In translating the Biblical notion of temptation, the temptation to go beyond the limits of what the earth can bear, into contemporary environmental terms, philosopher Martin Heidegger’s idea of a “standing reserve” is worth considering. This perspective views the material world as simply existing, standing in reserve, for our use and for us to exploit. Back of this is the damaging belief that, in unfolding a human plan with the aid of technology, the natural world should just stand by waiting for us to control it for our ends. Milton’s complex poem suggests the opposite: that as humans we should wait on the earth to unfold and present us with its riches when the time is right, not when the fruit is unripe. The central environmental message of Paradise Lostis that the expulsion from the garden happened as a result of not waiting, but instead symbolically exploiting the environment by eating the unripe fruit before it was ready. Milton challenges us to ask the question: is the earth ready for us at any given time to do what we desire?; he encourages us to attune ourselves to a recognition of the signs of when we can act and when we must simply patiently wait. Drawing on Ecclesiastes Milton writes, “All things are best fulfill’d in their due time, / And time there is for all things.” A good example of not waiting for nature is the destructive deforestation of the of the South American rain forests to provide an off-season source of food for North America – the forests seen as a reserve just waiting for our use.

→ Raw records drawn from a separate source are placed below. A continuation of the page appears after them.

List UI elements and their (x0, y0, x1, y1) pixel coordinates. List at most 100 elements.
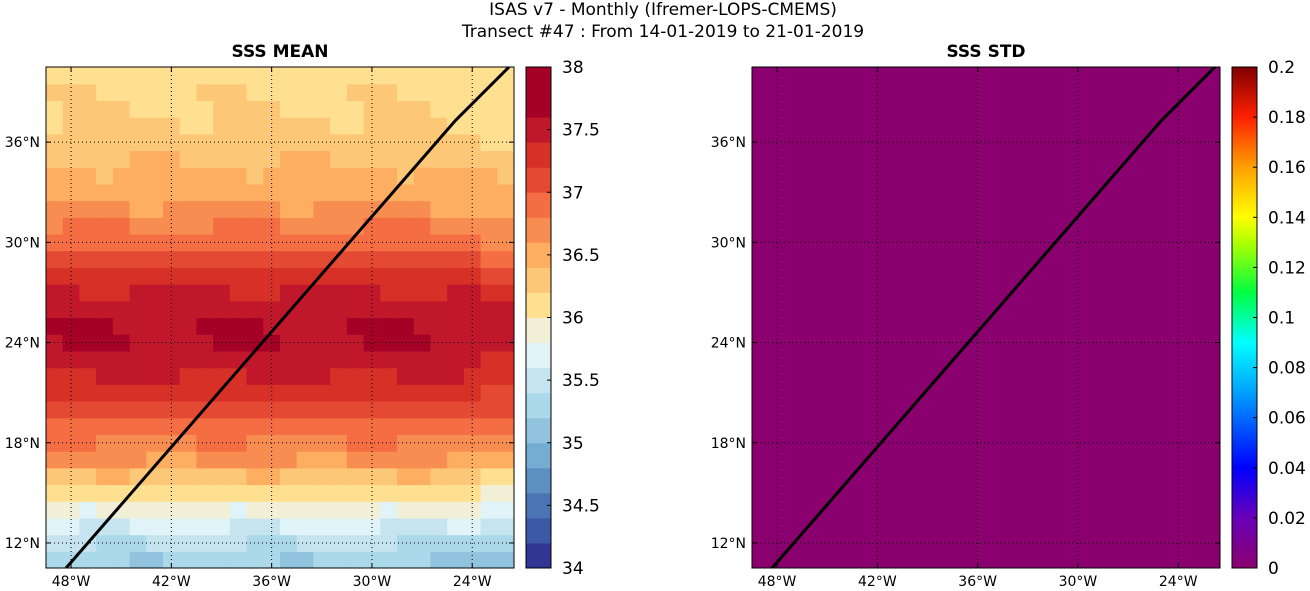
sss-cell (346, 434, 365, 452)
sss-cell (480, 317, 498, 335)
sss-cell (380, 167, 398, 185)
sss-cell (363, 234, 381, 252)
sss-cell (313, 83, 331, 101)
sss-cell (213, 384, 231, 402)
sss-cell (246, 267, 264, 285)
sss-cell (296, 133, 315, 152)
sss-cell (330, 117, 348, 135)
sss-cell (413, 267, 432, 285)
sss-cell (330, 83, 348, 101)
sss-cell (96, 300, 114, 319)
y-tick-label: 30°N (5, 235, 40, 251)
sss-cell (96, 534, 114, 552)
sss-cell (346, 167, 365, 185)
sss-cell (380, 83, 398, 101)
sss-cell (112, 217, 131, 235)
sss-cell (213, 517, 231, 536)
sss-cell (296, 501, 315, 519)
sss-cell (263, 234, 281, 252)
sss-cell (346, 150, 365, 168)
sss-cell (146, 167, 164, 185)
sss-cell (196, 150, 214, 168)
sss-cell (480, 67, 498, 85)
sss-cell (380, 384, 398, 402)
x-tick-label: 36°W (252, 574, 291, 590)
sss-cell (129, 384, 147, 402)
sss-cell (213, 250, 231, 268)
sss-cell (96, 100, 114, 118)
sss-cell (179, 484, 198, 502)
sss-cell (263, 183, 281, 202)
sss-cell (480, 100, 498, 118)
sss-cell (62, 467, 81, 486)
sss-cell (79, 317, 97, 335)
sss-cell (213, 234, 231, 252)
sss-cell (229, 267, 248, 285)
sss-cell (263, 317, 281, 335)
sss-cell (463, 117, 482, 135)
sss-cell (263, 200, 281, 218)
sss-cell (447, 250, 465, 268)
sss-cell (96, 250, 114, 268)
sss-cell (129, 517, 147, 536)
sss-cell (79, 284, 97, 302)
y-tick-label: 12°N (711, 536, 746, 552)
sss-cell (62, 517, 81, 536)
sss-cell (229, 217, 248, 235)
sss-cell (380, 401, 398, 419)
sss-cell (179, 267, 198, 285)
sss-cell (179, 501, 198, 519)
sss-cell (280, 484, 298, 502)
sss-cell (79, 401, 97, 419)
sss-mean-map: 48°W 42°W 36°W 30°W 24°W 12°N 18°N 24°N 30°N 36°N (5, 66, 515, 590)
colorbar-bin (526, 92, 551, 118)
sss-cell (296, 67, 315, 85)
sss-cell (463, 217, 482, 235)
sss-cell (79, 517, 97, 536)
sss-cell (497, 484, 514, 502)
sss-cell (397, 467, 415, 486)
sss-cell (397, 501, 415, 519)
sss-cell (112, 534, 131, 552)
sss-cell (96, 234, 114, 252)
sss-cell (397, 384, 415, 402)
sss-cell (397, 451, 415, 469)
sss-cell (280, 267, 298, 285)
sss-cell (480, 451, 498, 469)
sss-cell (96, 217, 114, 235)
sss-cell (463, 234, 482, 252)
sss-cell (112, 234, 131, 252)
sss-cell (46, 517, 64, 536)
sss-cell (447, 133, 465, 152)
sss-cell (79, 350, 97, 369)
sss-cell (146, 501, 164, 519)
sss-cell (296, 183, 315, 202)
sss-cell (112, 167, 131, 185)
sss-cell (229, 200, 248, 218)
sss-cell (163, 384, 181, 402)
sss-cell (163, 234, 181, 252)
sss-cell (196, 200, 214, 218)
sss-cell (196, 83, 214, 101)
sss-cell (112, 267, 131, 285)
sss-cell (480, 150, 498, 168)
sss-cell (296, 317, 315, 335)
sss-cell (46, 217, 64, 235)
sss-cell (380, 267, 398, 285)
sss-cell (346, 334, 365, 352)
sss-cell (497, 284, 514, 302)
sss-cell (196, 517, 214, 536)
sss-cell (313, 417, 331, 435)
sss-cell (480, 534, 498, 552)
sss-cell (363, 83, 381, 101)
sss-cell (447, 150, 465, 168)
sss-cell (246, 467, 264, 486)
sss-cell (363, 117, 381, 135)
sss-cell (196, 234, 214, 252)
colorbar-bin (526, 542, 551, 569)
sss-cell (363, 484, 381, 502)
sss-cell (179, 300, 198, 319)
sss-cell (263, 417, 281, 435)
sss-cell (96, 167, 114, 185)
sss-cell (447, 234, 465, 252)
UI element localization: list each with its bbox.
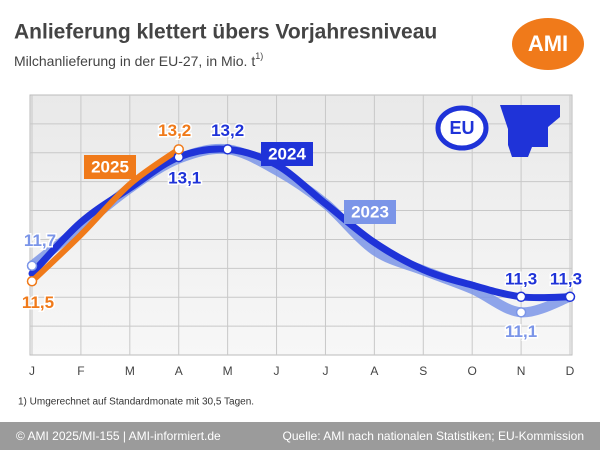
point-marker bbox=[173, 144, 184, 155]
x-tick-label: O bbox=[468, 364, 477, 378]
point-marker bbox=[26, 276, 38, 287]
point-marker bbox=[222, 144, 233, 155]
x-tick-label: N bbox=[517, 364, 526, 378]
badge: EU bbox=[449, 118, 474, 138]
x-tick-label: M bbox=[125, 364, 135, 378]
x-tick-label: J bbox=[274, 364, 280, 378]
data-label: 11,1 bbox=[505, 322, 537, 341]
data-label: 11,5 bbox=[22, 293, 54, 312]
legend-label: 2023 bbox=[351, 202, 389, 221]
x-tick-label: A bbox=[175, 364, 183, 378]
data-label: 13,2 bbox=[211, 121, 244, 140]
legend-label: 2025 bbox=[91, 157, 129, 176]
logo-shape bbox=[512, 18, 584, 70]
data-label: 11,3 bbox=[505, 269, 537, 288]
x-tick-label: S bbox=[419, 364, 427, 378]
data-label: 11,7 bbox=[24, 231, 56, 250]
data-label: 13,2 bbox=[158, 121, 191, 140]
legend-box bbox=[84, 155, 136, 179]
logo: AMI bbox=[528, 31, 568, 56]
x-tick-label: D bbox=[566, 364, 575, 378]
x-tick-label: M bbox=[223, 364, 233, 378]
series-line bbox=[29, 146, 182, 285]
footer bbox=[0, 422, 600, 450]
data-label: 13,1 bbox=[168, 169, 201, 188]
legend-label: 2024 bbox=[268, 144, 306, 163]
point-marker bbox=[564, 291, 576, 303]
x-tick-label: A bbox=[370, 364, 378, 378]
chart-subtitle: Milchanlieferung in der EU-27, in Mio. t… bbox=[14, 51, 263, 68]
plot-area bbox=[29, 94, 573, 356]
x-tick-label: F bbox=[77, 364, 84, 378]
x-tick-label: J bbox=[322, 364, 328, 378]
badge-shape bbox=[435, 105, 489, 151]
footer-left: © AMI 2025/MI-155 | AMI-informiert.de bbox=[16, 429, 221, 443]
data-label: 11,3 bbox=[550, 269, 582, 288]
point-marker bbox=[26, 260, 38, 271]
chart-title: Anlieferung klettert übers Vorjahresnive… bbox=[14, 21, 437, 44]
footnote: 1) Umgerechnet auf Standardmonate mit 30… bbox=[18, 397, 254, 408]
point-marker bbox=[515, 291, 527, 303]
footer-right: Quelle: AMI nach nationalen Statistiken;… bbox=[283, 429, 584, 443]
legend-box bbox=[344, 200, 396, 224]
milk-icon bbox=[500, 105, 560, 157]
legend-box bbox=[261, 142, 313, 166]
x-tick-label: J bbox=[29, 364, 35, 378]
point-marker bbox=[515, 307, 527, 318]
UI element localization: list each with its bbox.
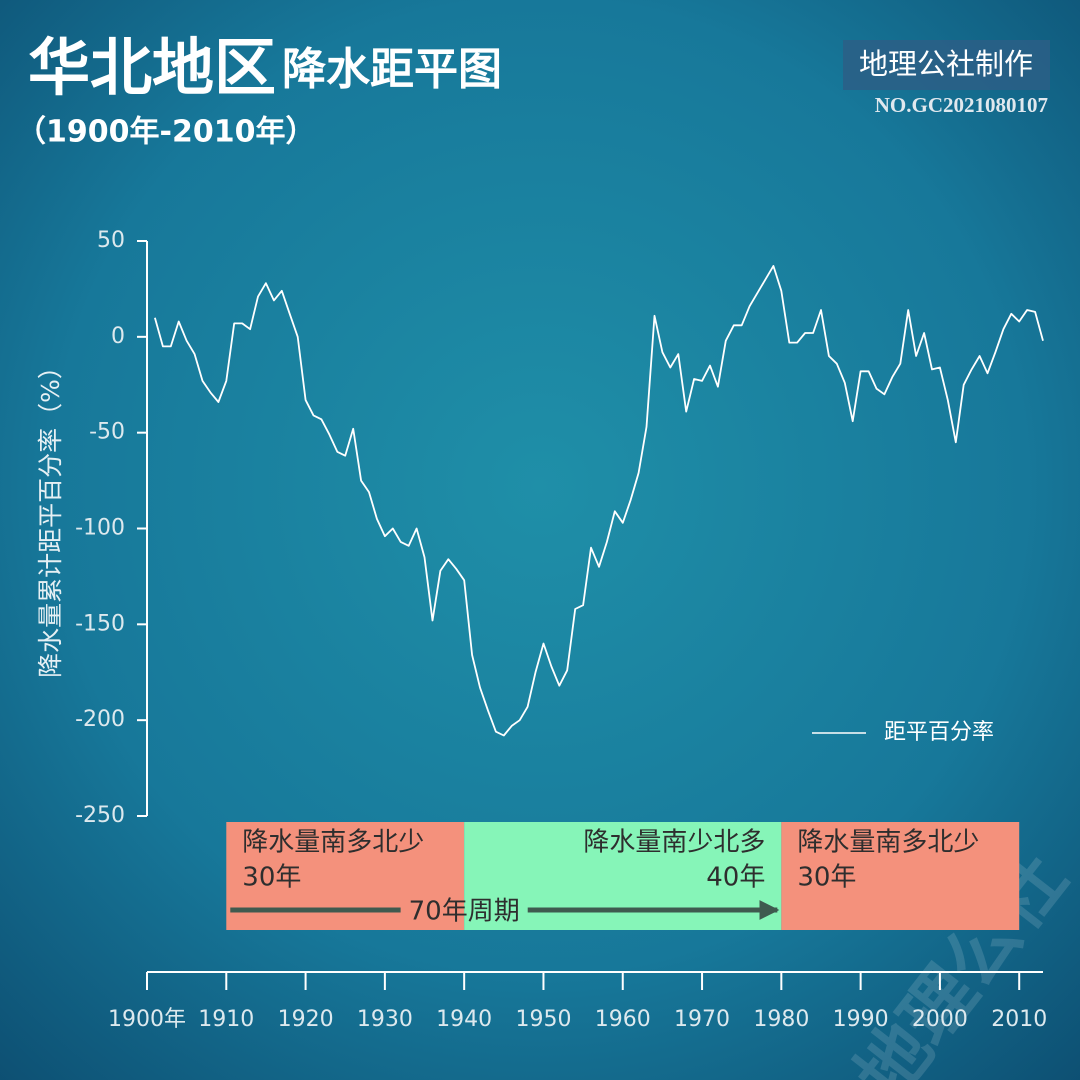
credit-badge [843, 40, 1050, 90]
legend-label: 距平百分率 [884, 720, 994, 745]
y-tick-label: 0 [111, 324, 125, 349]
period-label: 降水量南多北少 [242, 828, 424, 858]
period-years: 30年 [797, 863, 856, 893]
y-axis-label: 降水量累计距平百分率（%） [36, 354, 65, 678]
title-main: 华北地区 [28, 31, 276, 104]
x-tick-label: 1920 [278, 1007, 334, 1032]
y-tick-label: -250 [75, 803, 125, 828]
y-tick-label: -150 [75, 611, 125, 636]
x-tick-label: 2010 [991, 1007, 1047, 1032]
period-label: 降水量南少北多 [583, 828, 765, 858]
title: 华北地区 降水距平图 [28, 31, 502, 104]
x-tick-label: 1990 [833, 1007, 889, 1032]
y-tick-label: -200 [75, 707, 125, 732]
period-box [781, 822, 1020, 930]
x-tick-label: 1960 [595, 1007, 651, 1032]
x-tick-label: 1980 [753, 1007, 809, 1032]
credit: 地理公社制作 [859, 47, 1033, 81]
period-label: 降水量南多北少 [797, 828, 979, 858]
period-years: 40年 [706, 863, 765, 893]
x-tick-label: 1900年 [108, 1007, 186, 1032]
x-tick-label: 2000 [912, 1007, 968, 1032]
period-years: 30年 [242, 863, 301, 893]
x-tick-label: 1930 [357, 1007, 413, 1032]
x-tick-label: 1970 [674, 1007, 730, 1032]
x-tick-label: 1940 [436, 1007, 492, 1032]
cycle-label: 70年周期 [409, 897, 520, 927]
serial: NO.GC2021080107 [875, 93, 1048, 117]
y-tick-label: 50 [97, 228, 125, 253]
y-tick-label: -100 [75, 516, 125, 541]
y-tick-label: -50 [89, 420, 125, 445]
data-line [154, 265, 1044, 737]
subtitle: （1900年-2010年） [16, 115, 315, 150]
title-suffix: 降水距平图 [282, 44, 502, 95]
x-tick-label: 1950 [515, 1007, 571, 1032]
x-tick-label: 1910 [198, 1007, 254, 1032]
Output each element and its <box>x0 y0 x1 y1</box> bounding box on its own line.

With the flaming leaves of fall soon here a poet with Milton’s green understanding can serve to remind us that the shift from an ethos of mastery over the natural world to one of living in reverence and unity with it, might give us glimpses us of a paradise lost. Once we have seen what we have lost we can begin the gentle work of creating a ‘garden’ of beauty and harmony here on earth.
The writer is a professor at King’s University College at Western.